Sheldon Davis, left, Graham Percy and David LeReaney play the founding fathers of Outer Baldonia. Photograph by: Lorraine Hjalte, Calgary Herald |
Note: Several weeks ago, we posted about an interesting play being produced by Lunchbox Theatre. If you're interested in attending, you've only got this evening and tomorrow to fit this into your schedule.
Whimsy delivers with funny performances
Novice playwright's smart idea is given its due by cast
By Bob Clark,
Calgary Herald
April 9, 2012
REVIEW
Lunchbox Theatre presents The Whimsy State or the Principality of Outer Baldonia by AJ Demers through April 21. Tickets: 403-265-4292. Rating 3 ½ out of five
Stories where the little guy gets to play the big guys' game are always fun.
And the truer the story, the better the fiction.
The new Lunchbox comedy - The Whimsy State or the Principality of Outer Baldonia by Loose Moose improv alumnus and novice playwright AJ Demers - is no exception. That's thanks to a tight script - based on a little-known footnote in Canadian history - and some amusing performances from the four-person cast.
The intriguing premise of Demers's 65-minute play dates from the establishment in 1948 - complete with charter, flag, and a small contingent of military-minded (sort of) fishermen - of the Principality of Outer Baldonia. The island nation of barely four acres lay about 15 kilometres off the coast of Nova Scotia from Yarmouth.
The founding fathers, according to the Demers' version of events, were a U.S. lawyer/Pepsi Cola lobbyist/avid sport fisherman, Russ Arundel (played by Graham Percy) and two likable Nova Scotia commercial fishermen, Ron and Elson (Sheldon Davis and David LeReaney, respectively).
The show unfolds as a flashback introduced by former Outer Baldonian ambassador Ron and chancellor Elson over a couple of beers at the start of The Whimsy State's howitallbegan-and-then-what-happened-next scenario.
The two return at the end of all the funny business with an epilogue that nicely puts finis to a tale about several decades of semi-serious goings-on.

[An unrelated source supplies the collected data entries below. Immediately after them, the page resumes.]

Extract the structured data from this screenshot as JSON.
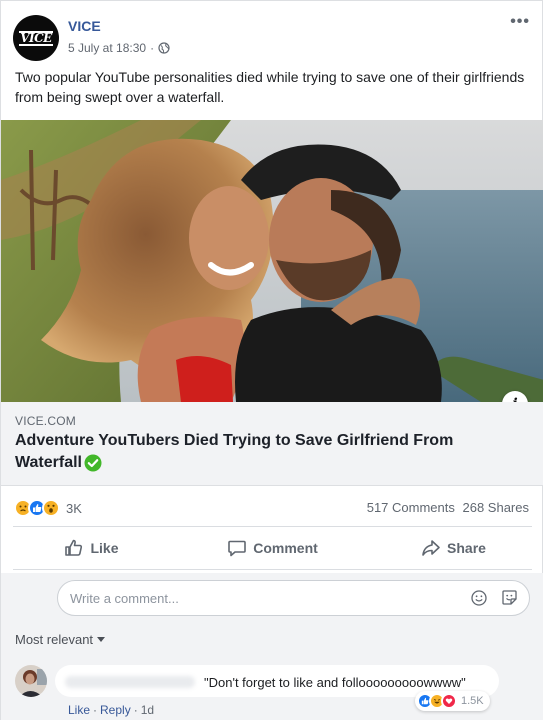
{
  "post": {
    "page_name": "VICE",
    "avatar_text": "VICE",
    "timestamp": "5 July at 18:30",
    "separator": "·",
    "more_glyph": "•••",
    "text": "Two popular YouTube personalities died while trying to save one of their girlfriends from being swept over a waterfall.",
    "info_glyph": "i"
  },
  "link": {
    "domain": "VICE.COM",
    "title": "Adventure YouTubers Died Trying to Save Girlfriend From Waterfall"
  },
  "stats": {
    "reaction_count": "3K",
    "comments": "517 Comments",
    "shares": "268 Shares"
  },
  "actions": {
    "like": "Like",
    "comment": "Comment",
    "share": "Share"
  },
  "composer": {
    "placeholder": "Write a comment..."
  },
  "sort": {
    "label": "Most relevant"
  },
  "comment": {
    "text": "\"Don't forget to like and follooooooooowwww\"",
    "reaction_count": "1.5K",
    "like": "Like",
    "reply": "Reply",
    "time": "1d",
    "dot": "·"
  },
  "colors": {
    "link_blue": "#365899",
    "facebook_blue": "#1877f2",
    "verified_green": "#42b72a",
    "reaction_yellow": "#f7b125"
  }
}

As director Pamela Halstead points out in her program notes, they're men acting like boys at the clubhouse/tree fort stage of development.
In the case of the Outer Bal-donians, "clubhouse" rules of exclusion extend to such things as taxes, inhibitions and the presence of women on the island; fish stories are encouraged and lies are the substance of belief.
Back at the office, Arundel's secretary (Karen Johnson) gets the title of Princess while Arundel, as chief architect of Outer Baldonian fishy political and fish-based economic strategy - the currency was the "Tunar" - takes on the rank of Prince of Princes. He apparently showed up (as he does in this show) at official functions wearing a service club-meets-Oktoberfest get-up festooned with bottle caps and empty sardine cans.
Things begin to unravel when the tiniest, unofficially official speck on the world map is noticed by the fledgling United Nations and incurs the scorn of the mighty U.S.S.R., over fishing rights and Outer Baldonia's apparent lack of sense. The Soviets pick up the latter - via their sneering, cliche-spouting, white-furred and ambivalent mouth-piece, Anna (Johnson-Diamond, chomping on a stereotype) - as the latest gross manifestation of Western Imperialism.
The cast works well together in injecting a winning, human element of credulity into a history that is incredible, but true.
You've got to love the way the very simplistically pragmatic trio of Russ, Ron and Elson chum together, for example, to make their own little country, which, as far as Demers's clever comedy is concerned, amounts to a briskly paced, intelligently drawn par-able about big ideas and ideals in a very small world.